While the British government subsequently repealed the taxes, the practice continued to flourish; initially to press for a series of non-importation agreements and eventually as an act of patriotism, wherein anyone who encroached upon the rights of America was perceived as an enemy. After a point of time, the protests became very violent and even the Patriot leaders realized that it was becoming difficult to control the mob. There came a time when committees were formed to execute the task, and not just the people, but even their homes and horses were tarred and feathered.
One of the most-publicized incident of tarring and feathering, was that of the British customs official, John Malcolm, by the Sons of Liberty. He was first attacked in November 1773, by sailors in Portsmouth, New Hampshire. On this occasion, he escaped unhurt, as he was tarred and feathered while he was still in his clothes. The second instance occurred on the night of January 25, 1774, when a mob decided to punish him for attacking shoemaker George Hewes. On this occasion, he was stripped, tarred, and feathered, and was then tied to a tree and made to apologize.

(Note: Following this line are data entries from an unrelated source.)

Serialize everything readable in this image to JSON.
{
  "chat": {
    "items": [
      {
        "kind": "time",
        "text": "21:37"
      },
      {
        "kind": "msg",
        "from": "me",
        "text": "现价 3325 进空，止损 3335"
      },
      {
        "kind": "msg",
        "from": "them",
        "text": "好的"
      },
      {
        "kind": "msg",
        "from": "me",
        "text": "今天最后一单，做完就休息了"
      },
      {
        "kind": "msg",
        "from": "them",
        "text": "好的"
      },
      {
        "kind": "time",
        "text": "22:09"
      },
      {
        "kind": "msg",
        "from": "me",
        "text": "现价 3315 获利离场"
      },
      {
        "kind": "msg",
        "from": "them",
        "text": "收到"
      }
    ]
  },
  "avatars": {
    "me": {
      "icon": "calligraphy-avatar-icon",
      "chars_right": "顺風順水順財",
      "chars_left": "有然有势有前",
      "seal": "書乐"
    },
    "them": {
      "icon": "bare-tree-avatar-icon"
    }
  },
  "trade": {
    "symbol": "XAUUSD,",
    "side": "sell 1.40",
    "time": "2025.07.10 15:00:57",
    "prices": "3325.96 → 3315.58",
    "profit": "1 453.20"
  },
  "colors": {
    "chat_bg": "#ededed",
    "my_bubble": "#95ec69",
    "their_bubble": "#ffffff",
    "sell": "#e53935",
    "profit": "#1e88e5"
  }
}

The controversial form of torture and humiliation continued even after the American Revolution. On September 11, 1791, for instance, a tax collector, Robert Johnson was tarred and feathered in the Washington County as a part of the Whiskey Rebellion. Even the person who came to serve court warrants to those who were involved in tarring and feathering of Johnson, was not spared by the mob. A practice which was used against alleged informants and tax collectors during the American Revolution, eventually became the means of settling scores. It was only after people found other ways to settle their differences, that this practice became obsolete.